No. On a long voyage, helium is too valuable to waste.
The helium conservation process now used is described here;
https://loon.com/technology/flight-systems/
“Made from polyethylene, each tennis-court-sized balloon envelope actually consists of a balloon inside of a balloon. A fixed amount of lift gas in the inner balloon keeps the system aloft. Adding or releasing outside air to the outer balloon changes density, allowing the system to ascend or descend when needed.”

It therefore takes about 1/4 of the envelope volume of lift gas per flight. Flights are getting longer.

russ_watters
Mentor
Even unmanned balloons you dont want exploding the whole launch area from the slightest spark. Remember hydrogen leaks trough almost all materials and has a really wide flammable mixing range with air.
Someone should tell NASA.
Imagine if airships could be made cheap...
Imagination is not reality. The vacuum balloon idea is just a total non-starter because even if it were *possible* to build one, it is inherently impossible that it could be done cheaply.

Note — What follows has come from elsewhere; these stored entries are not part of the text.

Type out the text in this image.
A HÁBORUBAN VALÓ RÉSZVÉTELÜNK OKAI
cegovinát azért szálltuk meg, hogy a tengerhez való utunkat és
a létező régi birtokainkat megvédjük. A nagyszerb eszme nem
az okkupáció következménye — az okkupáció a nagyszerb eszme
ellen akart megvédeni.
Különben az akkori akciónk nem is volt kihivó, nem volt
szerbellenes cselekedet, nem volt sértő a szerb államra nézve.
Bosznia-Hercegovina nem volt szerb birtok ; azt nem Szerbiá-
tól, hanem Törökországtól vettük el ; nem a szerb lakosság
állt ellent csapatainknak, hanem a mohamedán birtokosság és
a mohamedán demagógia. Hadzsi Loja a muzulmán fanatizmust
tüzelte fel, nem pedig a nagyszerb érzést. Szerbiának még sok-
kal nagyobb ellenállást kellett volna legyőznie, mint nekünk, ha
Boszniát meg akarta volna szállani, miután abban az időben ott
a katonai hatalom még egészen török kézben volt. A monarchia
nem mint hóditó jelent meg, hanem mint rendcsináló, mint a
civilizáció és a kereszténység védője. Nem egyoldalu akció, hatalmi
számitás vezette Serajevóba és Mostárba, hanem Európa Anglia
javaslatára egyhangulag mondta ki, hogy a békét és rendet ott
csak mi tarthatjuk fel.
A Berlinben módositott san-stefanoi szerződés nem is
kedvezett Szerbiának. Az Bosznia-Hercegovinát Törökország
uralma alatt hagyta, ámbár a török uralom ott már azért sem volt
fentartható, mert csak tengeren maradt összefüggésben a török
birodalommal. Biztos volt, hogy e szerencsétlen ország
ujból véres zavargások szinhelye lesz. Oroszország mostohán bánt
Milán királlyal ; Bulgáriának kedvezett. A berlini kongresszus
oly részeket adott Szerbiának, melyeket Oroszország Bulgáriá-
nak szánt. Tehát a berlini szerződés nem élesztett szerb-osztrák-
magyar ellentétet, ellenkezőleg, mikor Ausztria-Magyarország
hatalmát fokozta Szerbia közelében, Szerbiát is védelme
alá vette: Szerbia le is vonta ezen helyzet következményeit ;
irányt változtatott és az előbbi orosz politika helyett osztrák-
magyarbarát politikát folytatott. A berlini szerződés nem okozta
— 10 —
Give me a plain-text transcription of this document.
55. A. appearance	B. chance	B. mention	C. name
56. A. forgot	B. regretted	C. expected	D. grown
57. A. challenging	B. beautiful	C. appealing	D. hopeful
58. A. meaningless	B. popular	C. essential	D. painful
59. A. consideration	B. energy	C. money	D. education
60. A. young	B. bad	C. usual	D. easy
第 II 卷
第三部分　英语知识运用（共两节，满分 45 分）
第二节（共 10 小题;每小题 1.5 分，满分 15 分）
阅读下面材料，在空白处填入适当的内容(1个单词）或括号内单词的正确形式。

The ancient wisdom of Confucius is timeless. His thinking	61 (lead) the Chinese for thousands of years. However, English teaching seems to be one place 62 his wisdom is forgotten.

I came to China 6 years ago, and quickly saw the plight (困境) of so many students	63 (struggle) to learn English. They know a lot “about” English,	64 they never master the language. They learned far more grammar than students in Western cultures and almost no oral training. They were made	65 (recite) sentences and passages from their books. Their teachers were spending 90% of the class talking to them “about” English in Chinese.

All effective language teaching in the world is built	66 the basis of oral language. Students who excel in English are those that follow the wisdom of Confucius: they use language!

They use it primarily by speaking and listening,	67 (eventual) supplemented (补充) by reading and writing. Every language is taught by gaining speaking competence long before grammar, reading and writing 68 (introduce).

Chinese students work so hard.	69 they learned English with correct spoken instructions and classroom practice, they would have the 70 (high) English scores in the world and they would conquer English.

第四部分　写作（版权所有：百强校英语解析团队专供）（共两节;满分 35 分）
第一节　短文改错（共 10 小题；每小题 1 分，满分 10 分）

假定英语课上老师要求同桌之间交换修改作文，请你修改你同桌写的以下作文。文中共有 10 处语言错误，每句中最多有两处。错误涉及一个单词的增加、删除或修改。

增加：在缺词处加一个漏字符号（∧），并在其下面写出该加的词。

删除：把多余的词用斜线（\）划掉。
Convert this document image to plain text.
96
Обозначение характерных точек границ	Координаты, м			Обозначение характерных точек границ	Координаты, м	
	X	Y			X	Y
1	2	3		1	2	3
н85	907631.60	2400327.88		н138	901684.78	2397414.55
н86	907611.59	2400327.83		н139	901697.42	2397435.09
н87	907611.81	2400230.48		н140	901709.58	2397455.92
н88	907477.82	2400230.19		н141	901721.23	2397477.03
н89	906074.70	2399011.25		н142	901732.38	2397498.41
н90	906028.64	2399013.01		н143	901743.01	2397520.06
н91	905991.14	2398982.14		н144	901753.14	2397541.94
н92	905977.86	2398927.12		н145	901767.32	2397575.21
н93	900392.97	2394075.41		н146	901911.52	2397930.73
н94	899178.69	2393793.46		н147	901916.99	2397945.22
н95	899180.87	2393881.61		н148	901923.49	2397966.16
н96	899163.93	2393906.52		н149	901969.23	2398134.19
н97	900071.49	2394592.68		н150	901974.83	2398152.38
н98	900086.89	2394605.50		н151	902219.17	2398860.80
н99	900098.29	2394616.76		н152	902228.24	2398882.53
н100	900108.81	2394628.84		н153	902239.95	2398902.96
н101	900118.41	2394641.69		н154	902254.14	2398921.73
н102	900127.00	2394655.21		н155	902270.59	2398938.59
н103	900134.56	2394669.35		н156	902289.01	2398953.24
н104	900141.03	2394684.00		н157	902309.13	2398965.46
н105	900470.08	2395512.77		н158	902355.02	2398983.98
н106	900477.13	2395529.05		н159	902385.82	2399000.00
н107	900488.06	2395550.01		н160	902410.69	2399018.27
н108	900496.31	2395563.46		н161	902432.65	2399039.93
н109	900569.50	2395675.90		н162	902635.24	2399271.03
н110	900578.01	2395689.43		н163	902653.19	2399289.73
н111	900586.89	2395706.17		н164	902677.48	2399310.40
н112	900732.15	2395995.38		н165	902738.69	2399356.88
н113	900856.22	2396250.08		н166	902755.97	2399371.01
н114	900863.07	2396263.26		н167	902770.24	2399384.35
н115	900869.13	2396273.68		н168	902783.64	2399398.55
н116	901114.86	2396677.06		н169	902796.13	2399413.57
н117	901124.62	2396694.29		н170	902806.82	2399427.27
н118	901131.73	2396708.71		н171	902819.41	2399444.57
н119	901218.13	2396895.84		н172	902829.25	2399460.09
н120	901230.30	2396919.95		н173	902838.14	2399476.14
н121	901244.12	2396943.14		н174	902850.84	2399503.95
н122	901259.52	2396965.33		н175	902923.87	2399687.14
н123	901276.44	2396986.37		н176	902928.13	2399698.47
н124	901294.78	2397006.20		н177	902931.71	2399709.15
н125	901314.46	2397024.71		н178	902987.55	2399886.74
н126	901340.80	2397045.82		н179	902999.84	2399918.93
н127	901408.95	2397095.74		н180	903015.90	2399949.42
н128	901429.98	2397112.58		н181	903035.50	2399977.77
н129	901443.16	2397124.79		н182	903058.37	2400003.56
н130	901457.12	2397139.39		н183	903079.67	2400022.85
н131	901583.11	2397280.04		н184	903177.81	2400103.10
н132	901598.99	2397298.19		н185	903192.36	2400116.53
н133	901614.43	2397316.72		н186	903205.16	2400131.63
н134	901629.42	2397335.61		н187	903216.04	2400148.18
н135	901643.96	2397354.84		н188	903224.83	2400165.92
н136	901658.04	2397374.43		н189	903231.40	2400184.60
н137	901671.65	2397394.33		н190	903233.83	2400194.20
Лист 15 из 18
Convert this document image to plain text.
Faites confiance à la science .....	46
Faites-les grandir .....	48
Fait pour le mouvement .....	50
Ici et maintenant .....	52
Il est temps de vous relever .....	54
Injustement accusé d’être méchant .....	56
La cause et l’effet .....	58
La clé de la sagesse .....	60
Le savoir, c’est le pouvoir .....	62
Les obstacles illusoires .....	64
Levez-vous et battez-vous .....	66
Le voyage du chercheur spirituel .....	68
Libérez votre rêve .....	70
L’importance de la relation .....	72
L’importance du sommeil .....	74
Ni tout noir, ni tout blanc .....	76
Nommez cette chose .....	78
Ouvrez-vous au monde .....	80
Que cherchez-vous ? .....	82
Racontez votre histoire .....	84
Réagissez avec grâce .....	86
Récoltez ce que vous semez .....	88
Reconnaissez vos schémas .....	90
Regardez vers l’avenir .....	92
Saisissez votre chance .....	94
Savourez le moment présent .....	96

The hydrogen danger is not zero, but for unmanned balloons it is vanishing small. Hydrogen is a common industrial gas. At any one time there are probably thousands of trucks driving around our highways, constantly leaking. When was the last time you heard of one exploding?

For a large scale deployment, you'd build the hydrogen factory next to the launch facility, and have no people near it, which would make the injury risk basically zero.

DrStupid
Even unmanned balloons you dont want exploding the whole launch area from the slightest spark. Remember hydrogen leaks trough almost all materials and has a really wide flammable mixing range with air.
Exploding the whole launch area from the slightest spark is almost impossible with hydrogen gas. Leaking hydrogen doesn't accumulates on the ground but escapes rapidly upward into the air. It would need a massive release in order to get a large volume of explosive mixture.

Hydrogen is routinely used for a long time, in very large amounts and for a lot of applications - including weather balloons. The safety measures are technically matured in an extend that there are even public hydrogen stations for cars in many countries all over the world.

If you are afraid of hydrogen than you should be even more worried about large vaccum contaiers with razor-thin walls. The volume energy of a vacuum ballon with the scale of the Loon system would be at least 2 kg TNT equivalent (corresponding to 13 HG 85 granades). You don't want to be there when it implodes.